Can N=12 give you reliable information on population average behavior? Let’s do a quick calculation. Suppose you’re comparing two groups with 6 people each. If the standard deviation of your outcome variable within each group is sigma, then the sd of the difference between the two group means is sqrt(sigma^2/6 + sigma^2/6) = sigma/sqrt(3) = 0.58*sigma. So, if you want your comparison to have a signal-to-noise ratio of 2 (so that you’d have approximately 50% chance of attaining conventional statistical significance in a clean experiment), your underlying mean effect size would have to be at least 1.16*sigma. That would be a huge effect. Not that it can’t happen, just that it will only happen if:
(a) The underlying effect really is large.
(b) The outcome varies very little within each group, or, if it does vary, this variation is explained by pre-treatment predictors included in your model.
(c) The outcome is stable within each person and is measured precisely. Just about any amount of uncontrolled measurement error or variation over time will make it hard for you to get that signal-to-noise ratio down.
(d) The treatment or exposure is measured well. Misclassification or noise in the treatment variable will destroy any chance of keeping that high signal-to-noise ratio.

From the perspective, one of the key roles of an N=12 study is to identify the sources of variation and error in your experiment, so you can figure out how to control these. Or, where that can’t be done, how you can adjust for them.

To paraphrase the famous saying:
God grant me the serenity to adjust for the things which cannot be controlled; The courage to control the things which can be controlled; And the wisdom to know the difference.

Now, to get to the study at hand, the key statistical point is that, unless you’re pretty sure you’ve satisfied conditions (a), (b), (c), and (d) above, you shouldn’t be looking for statistical significance in your data anyway, for three reasons:
1. With so much variability, the fact that an observed difference not reach statistical significance should not be taken that the underlying effect is zero, or even that it is small.
2. Any differences that are statistically significant in the data are likely to be huge overestimates–that’s the well-known problem of type M errors in noisy studies.
3. If you’re under pressure to find statistical significance, there’s a motivation to cheat. That’s the Amstrong principle. I’m not trying to say or imply or insinuate that the authors of this particular paper were “cheating,” just that, by reporting significance levels in this small study, they’re (inadvertently) asking for trouble.

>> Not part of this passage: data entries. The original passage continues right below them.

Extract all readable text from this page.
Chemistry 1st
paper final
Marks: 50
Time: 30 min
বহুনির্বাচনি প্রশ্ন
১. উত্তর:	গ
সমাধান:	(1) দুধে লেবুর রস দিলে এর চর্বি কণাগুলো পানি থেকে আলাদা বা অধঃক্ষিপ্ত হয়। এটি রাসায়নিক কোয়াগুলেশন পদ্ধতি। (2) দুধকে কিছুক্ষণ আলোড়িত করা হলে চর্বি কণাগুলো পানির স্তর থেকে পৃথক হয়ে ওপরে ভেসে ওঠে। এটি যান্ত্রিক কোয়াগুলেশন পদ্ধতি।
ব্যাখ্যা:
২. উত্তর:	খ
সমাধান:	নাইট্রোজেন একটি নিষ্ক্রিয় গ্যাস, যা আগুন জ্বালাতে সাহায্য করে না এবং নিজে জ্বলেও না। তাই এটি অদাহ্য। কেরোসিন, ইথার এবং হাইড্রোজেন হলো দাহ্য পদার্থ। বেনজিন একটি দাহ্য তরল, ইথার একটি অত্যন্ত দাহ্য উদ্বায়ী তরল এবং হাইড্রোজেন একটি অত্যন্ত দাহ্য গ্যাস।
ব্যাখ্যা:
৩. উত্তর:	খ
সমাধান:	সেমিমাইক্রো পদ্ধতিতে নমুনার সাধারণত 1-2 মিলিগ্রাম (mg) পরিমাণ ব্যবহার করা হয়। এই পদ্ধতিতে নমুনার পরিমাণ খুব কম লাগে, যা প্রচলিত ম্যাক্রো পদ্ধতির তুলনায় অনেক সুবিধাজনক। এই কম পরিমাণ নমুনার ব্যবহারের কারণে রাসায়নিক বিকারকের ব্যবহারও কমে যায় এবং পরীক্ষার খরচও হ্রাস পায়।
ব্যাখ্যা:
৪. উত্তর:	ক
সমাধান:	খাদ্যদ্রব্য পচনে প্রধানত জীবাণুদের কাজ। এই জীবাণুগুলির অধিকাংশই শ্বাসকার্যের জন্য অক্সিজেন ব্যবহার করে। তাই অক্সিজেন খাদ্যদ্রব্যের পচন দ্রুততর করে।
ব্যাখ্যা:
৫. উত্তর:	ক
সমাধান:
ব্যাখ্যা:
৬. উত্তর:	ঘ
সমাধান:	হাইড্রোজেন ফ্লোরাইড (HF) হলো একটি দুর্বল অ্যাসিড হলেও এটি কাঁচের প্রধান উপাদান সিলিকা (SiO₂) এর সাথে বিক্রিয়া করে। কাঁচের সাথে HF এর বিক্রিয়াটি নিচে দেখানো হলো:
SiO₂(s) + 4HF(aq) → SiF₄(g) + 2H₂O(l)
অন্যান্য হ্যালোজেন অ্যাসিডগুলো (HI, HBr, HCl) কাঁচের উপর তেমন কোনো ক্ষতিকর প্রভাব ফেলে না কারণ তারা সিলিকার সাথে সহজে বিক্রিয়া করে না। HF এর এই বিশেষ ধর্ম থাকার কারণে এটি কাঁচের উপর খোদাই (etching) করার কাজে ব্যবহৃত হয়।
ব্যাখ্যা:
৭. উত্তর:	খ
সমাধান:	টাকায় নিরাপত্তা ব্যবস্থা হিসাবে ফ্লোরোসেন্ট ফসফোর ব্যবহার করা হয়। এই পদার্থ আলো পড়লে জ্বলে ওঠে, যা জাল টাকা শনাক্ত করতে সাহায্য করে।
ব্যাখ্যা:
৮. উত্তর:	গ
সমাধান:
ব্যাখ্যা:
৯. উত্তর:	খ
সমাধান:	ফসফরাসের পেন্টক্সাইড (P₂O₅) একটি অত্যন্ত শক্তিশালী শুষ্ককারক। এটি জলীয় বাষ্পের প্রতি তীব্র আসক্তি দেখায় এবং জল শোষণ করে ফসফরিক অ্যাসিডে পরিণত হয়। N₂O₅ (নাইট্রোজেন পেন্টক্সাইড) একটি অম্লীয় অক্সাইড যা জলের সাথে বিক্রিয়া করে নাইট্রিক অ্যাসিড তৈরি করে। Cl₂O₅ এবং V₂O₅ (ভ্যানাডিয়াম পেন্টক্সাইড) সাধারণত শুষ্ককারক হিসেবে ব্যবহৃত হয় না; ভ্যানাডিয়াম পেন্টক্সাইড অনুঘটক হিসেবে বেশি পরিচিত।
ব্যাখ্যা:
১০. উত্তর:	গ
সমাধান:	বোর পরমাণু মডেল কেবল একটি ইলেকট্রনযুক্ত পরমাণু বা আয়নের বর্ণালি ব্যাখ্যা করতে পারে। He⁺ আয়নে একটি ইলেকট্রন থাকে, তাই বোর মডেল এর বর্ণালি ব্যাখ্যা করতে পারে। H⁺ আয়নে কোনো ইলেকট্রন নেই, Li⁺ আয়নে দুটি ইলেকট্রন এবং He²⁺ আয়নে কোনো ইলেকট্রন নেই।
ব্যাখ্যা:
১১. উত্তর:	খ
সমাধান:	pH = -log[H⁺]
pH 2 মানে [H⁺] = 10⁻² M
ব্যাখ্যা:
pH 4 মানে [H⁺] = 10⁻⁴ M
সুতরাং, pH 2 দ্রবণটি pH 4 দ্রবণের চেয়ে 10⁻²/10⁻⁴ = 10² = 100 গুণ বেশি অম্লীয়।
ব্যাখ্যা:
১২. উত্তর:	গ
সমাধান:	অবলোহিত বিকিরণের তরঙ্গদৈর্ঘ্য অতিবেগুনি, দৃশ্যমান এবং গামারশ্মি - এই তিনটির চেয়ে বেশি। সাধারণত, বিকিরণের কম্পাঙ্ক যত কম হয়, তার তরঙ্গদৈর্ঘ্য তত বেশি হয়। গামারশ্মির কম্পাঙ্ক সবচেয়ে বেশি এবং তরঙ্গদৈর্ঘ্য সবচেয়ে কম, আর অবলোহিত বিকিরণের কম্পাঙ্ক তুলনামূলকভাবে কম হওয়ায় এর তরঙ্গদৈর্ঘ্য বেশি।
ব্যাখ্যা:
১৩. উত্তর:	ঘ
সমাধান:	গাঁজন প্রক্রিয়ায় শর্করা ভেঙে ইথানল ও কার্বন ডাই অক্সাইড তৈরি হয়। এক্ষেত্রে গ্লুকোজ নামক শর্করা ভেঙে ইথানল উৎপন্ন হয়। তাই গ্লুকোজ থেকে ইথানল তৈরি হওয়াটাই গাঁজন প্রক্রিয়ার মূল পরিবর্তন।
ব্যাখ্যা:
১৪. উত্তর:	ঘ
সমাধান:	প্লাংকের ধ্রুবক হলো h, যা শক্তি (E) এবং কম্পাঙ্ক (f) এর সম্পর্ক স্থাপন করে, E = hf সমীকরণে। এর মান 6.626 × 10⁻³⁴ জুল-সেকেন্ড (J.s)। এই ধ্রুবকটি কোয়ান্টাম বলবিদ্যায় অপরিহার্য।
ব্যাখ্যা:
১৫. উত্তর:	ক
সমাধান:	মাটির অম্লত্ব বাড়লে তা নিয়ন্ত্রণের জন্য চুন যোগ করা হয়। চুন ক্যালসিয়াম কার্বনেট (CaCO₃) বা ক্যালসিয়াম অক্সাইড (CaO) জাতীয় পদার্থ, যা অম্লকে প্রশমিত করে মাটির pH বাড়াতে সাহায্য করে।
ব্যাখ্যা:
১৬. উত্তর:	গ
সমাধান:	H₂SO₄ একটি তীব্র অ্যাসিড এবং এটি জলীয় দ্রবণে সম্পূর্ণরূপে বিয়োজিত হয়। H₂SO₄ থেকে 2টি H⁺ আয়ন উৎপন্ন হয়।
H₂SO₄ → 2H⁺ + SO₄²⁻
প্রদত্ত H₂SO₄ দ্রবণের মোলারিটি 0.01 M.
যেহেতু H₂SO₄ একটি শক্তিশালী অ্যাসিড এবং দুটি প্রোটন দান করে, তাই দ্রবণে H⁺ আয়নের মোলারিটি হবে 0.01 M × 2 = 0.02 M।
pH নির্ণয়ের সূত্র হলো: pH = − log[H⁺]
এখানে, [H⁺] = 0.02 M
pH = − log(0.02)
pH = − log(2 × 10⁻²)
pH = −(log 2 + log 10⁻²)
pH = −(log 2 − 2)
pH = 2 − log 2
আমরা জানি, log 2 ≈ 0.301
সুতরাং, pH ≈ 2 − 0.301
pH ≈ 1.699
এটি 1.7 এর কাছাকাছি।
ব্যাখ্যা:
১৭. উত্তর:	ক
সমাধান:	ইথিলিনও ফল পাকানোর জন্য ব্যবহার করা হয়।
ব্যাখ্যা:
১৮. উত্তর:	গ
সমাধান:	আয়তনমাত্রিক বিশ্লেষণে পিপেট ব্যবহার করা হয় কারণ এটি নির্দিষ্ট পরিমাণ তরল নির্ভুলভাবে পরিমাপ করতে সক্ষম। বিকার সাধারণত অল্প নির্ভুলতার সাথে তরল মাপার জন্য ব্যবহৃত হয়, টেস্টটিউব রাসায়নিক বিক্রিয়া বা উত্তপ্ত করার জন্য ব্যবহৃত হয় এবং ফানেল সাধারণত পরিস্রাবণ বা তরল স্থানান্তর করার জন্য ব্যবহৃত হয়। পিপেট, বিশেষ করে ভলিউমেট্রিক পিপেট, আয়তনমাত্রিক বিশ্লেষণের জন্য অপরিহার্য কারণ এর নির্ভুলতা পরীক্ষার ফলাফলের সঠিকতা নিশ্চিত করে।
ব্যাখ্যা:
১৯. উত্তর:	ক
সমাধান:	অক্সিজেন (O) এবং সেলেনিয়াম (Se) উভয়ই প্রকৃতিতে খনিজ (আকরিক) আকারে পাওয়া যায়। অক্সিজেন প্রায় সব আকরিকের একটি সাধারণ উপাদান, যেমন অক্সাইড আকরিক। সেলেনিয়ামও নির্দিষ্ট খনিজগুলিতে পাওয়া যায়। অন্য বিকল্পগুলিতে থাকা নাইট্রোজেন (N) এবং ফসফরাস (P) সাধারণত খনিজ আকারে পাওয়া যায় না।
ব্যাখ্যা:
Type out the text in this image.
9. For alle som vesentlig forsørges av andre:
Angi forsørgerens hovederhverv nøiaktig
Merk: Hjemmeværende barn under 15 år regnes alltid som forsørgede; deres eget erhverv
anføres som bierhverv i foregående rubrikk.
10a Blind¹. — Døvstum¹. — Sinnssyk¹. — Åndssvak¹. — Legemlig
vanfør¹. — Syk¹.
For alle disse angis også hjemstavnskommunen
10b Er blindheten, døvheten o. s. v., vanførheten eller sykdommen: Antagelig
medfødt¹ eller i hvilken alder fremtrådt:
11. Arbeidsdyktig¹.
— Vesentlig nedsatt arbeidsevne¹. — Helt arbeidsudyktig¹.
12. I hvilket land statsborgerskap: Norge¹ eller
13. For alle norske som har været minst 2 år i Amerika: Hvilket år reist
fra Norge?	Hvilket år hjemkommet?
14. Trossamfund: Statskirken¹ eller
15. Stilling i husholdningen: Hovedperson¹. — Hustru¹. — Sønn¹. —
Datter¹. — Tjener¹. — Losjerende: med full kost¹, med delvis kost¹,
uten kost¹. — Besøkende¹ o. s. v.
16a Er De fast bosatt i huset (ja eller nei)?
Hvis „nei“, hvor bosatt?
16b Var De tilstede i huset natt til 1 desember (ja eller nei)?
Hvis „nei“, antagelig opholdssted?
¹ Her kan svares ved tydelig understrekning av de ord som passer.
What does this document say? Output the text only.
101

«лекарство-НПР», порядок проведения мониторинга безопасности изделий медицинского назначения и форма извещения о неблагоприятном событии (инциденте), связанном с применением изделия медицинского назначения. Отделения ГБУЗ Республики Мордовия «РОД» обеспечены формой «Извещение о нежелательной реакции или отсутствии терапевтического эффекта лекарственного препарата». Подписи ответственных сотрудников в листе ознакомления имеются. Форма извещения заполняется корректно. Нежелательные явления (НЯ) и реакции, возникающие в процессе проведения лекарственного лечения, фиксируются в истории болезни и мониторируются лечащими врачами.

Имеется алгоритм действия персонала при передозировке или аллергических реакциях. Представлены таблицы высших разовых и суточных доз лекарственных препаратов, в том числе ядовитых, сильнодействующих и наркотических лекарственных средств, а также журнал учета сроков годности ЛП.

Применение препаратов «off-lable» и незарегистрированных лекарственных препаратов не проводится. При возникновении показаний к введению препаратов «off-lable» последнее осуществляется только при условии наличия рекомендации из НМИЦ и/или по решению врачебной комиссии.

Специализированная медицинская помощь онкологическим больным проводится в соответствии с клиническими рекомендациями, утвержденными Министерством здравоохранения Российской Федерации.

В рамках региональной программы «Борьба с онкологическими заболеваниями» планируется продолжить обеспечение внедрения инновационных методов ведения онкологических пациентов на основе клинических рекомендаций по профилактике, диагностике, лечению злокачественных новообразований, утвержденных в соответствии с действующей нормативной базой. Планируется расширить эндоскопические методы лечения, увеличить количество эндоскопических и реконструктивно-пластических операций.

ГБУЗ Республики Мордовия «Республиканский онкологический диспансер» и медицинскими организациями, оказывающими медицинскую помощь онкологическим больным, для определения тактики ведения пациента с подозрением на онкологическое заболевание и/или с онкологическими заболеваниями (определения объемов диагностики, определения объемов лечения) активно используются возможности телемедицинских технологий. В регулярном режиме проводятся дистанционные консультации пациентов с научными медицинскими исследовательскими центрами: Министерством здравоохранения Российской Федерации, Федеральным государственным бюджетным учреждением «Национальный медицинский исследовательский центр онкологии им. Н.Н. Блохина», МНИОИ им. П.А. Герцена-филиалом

And, indeed, these issues arise here. In addition to reporting some statistically significant comparisons (the ones addressed by Cow above), the paper also reports some lack of associations based on non-statistical-significance.

What should the researchers have done?

Most of the paper under discussion is about the technical details of the experiment and the associated biological processes. There’s also lots of data, including at the individual patient level. I won’t try to evaluate any of this! My guess would be that the value of the paper is in all these data and that these results could be useful in designing future studies. I wouldn’t do that based on statistical significance, that’s all.

You may notice that I never got around to evaluating the particular issues raised by Concerned Cow. That’s because I wouldn’t expect to see statistical significance in this small-sample, high-variance setting, absent some selection on forking paths. On one hand, this means that I would not be surprised if the Cow’s concerns are legitimate; on the other hand, in some sense it doesn’t matter so much anyway, because even if the standard errors aren’t invalidated by clustering in the data, I’d still be concerned.

It’s possible that the authors of the published article will see this post. If they do, my recommendation to them is to think more about how to control and adjust for variation, and to not use statistical significance thresholds to classify your results.